US economy 'the envy of the world'... But for how long?
31 October 2024 _ News
The rally in global equities paused to end the week slightly lower, with corporate earnings dominating the newsflow. On the bond front, the US market continued to resist the Fed's accommodative monetary policy, keeping Treasury yields around 4.25%. European ten-year bonds followed suit, with the Bund reaching 2.25%, adding to the volatility in the global bond market.
Among the key macroeconomic data, European PMIs were in line with or slightly below expectations.
In the US, jobless claims came in slightly better than expected at 227,000 compared to 242,000 expected.
Investors are turning their attention to the earnings season, which is now in full swing, with a particular focus on next week when several of the Magnificent Seven companies are due to report.

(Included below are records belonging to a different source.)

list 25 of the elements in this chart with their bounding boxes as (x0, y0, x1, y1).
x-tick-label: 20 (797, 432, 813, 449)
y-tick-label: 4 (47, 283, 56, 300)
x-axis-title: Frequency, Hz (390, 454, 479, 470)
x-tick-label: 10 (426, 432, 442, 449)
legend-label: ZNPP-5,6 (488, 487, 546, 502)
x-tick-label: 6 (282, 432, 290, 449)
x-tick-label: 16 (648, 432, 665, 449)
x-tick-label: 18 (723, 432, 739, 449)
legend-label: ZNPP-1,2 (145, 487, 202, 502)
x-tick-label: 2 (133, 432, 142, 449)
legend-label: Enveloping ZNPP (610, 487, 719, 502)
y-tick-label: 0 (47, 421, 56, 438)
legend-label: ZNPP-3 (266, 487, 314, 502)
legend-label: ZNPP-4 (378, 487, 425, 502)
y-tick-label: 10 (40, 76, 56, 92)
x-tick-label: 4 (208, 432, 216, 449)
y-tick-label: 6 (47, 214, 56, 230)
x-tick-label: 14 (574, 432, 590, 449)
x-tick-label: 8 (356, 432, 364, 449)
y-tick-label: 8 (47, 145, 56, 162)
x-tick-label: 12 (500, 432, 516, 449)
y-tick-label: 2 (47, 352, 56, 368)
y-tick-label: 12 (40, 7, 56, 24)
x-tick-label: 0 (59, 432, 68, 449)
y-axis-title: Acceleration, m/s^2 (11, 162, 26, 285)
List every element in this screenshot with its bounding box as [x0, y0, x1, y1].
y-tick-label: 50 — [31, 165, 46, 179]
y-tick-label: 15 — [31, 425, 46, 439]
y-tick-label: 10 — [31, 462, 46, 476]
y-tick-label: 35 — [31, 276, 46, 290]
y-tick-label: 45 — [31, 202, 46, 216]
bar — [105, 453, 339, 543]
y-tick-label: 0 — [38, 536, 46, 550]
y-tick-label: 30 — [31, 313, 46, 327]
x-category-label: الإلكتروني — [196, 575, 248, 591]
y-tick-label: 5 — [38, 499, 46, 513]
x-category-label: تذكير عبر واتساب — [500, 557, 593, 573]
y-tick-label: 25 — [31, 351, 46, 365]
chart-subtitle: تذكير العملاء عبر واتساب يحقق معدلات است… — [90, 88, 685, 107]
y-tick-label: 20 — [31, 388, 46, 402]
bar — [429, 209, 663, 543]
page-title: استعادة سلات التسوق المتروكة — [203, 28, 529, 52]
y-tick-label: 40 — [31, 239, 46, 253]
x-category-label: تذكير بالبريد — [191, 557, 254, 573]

Their performance will be crucial as almost all of the earnings growth expected this quarter is tied to these stocks. Areas of concern range from high capital expenditure (CAPEX) to the visibility of returns from artificial intelligence, as well as company-specific issues: Amazon, for example, with its heavy spending on an ambitious satellite programme that could squeeze margins; Microsoft, with its changing approach to reporting; Google, with a legal dispute with the US government; and Meta, exposed to a possible slowdown in advertising spending by Chinese e-commerce (Temu). All these issues will be closely watched this week.
To date, around 40% of companies have reported results, beating estimates in 75% of cases, with an average surprise of around 5%.
An interesting aspect of this reporting season is the lack of clearly defined industry trends, with often contrasting performances between companies in the same sector. An important example this week comes from the automotive sector: GM and especially Tesla beat estimates, while in Europe Mercedes and Valeo disappointed. Tesla's reaction was remarkable, closing up 20%, boosted not only by better-than-expected results but also by CEO Elon Musk's extremely optimistic comments during the conference call. Musk devoted much of the conference to a monologue promising to make Tesla the most valuable company in the world, with deliveries expected to grow between 20% and 30% next year. This enthusiasm has boosted investor confidence, with Tesla returning to positive territory since the start of the year after being the only one of the 'Magnificent Seven' still in the red.
A note on the recent rise in 10-year rates: the yield on 10-year US Treasuries has risen as much as 63 basis points to 4.25% since the Fed's September meeting. The bond market seems to be sending a clear signal of disapproval of Powell's accommodative monetary policy, fearing that it could lead to an overheating of the economy and a consequent rise in inflation, with the planned 50bp cut likely to exacerbate this risk.
The rate hike could also be interpreted by the bond market as a vote of no confidence in Washington: regardless of the outcome of the upcoming elections, investors expect fiscal policy to further widen the already large federal deficit, adding to inflationary pressures. Importantly, the next administration will have to pay interest on the growing federal debt, which is estimated at more than trillion.
However, it seems that the bond market is more concerned about a possible overheating of the economy than about the budget deficit itself.
If we look at the US balance sheet, we see a steadily growing national debt, but on the asset side we find mainly bonds issued by the companies that make up the S&P500. These companies, which are global leaders and are in the portfolios of investors around the world, represent a kind of guarantee. The widely held view is that as long as these American companies continue to dominate the market, government debt, however high, is not an immediate threat. Japan is a case in point.
The immediate result has been a marked rise in the interest rate futures curve, which has shifted upwards from the level before the Fed's first cut. Twelve-month expectations have risen from an average of 2.80% to the current 3.60%.
All of this is a manifestation of a brilliantly healthy US economy, as evidenced by the cover of the latest issue of The Economist, which features an article entitled "THE WORLD'S INVESTMENT": The US economy is bigger and better than ever'.
In an analysis of The Economist's cover stories since 1998, two Citibank analysts noted an interesting phenomenon: emotional or hyperbolic portrayals of asset classes and market themes, especially when presented in a visually striking manner, tend to predict a reversal in the next 12 months. In more than 70 per cent of the cases studied, the most "sensationalist" coverage proved to be at odds with actual market performance, suggesting a contrarian approach when investor sentiment is particularly positive, with many of the sentiment indicators moving strongly into the extreme category.
We don't know if, and we don't know when, but putting the pieces of the puzzle together, and being wary of the crowd narrative, it seems more rational to have a cautious equity portfolio today, and it is probably time to pick up government bonds again, which could help portfolios in a correction and renewed volatility.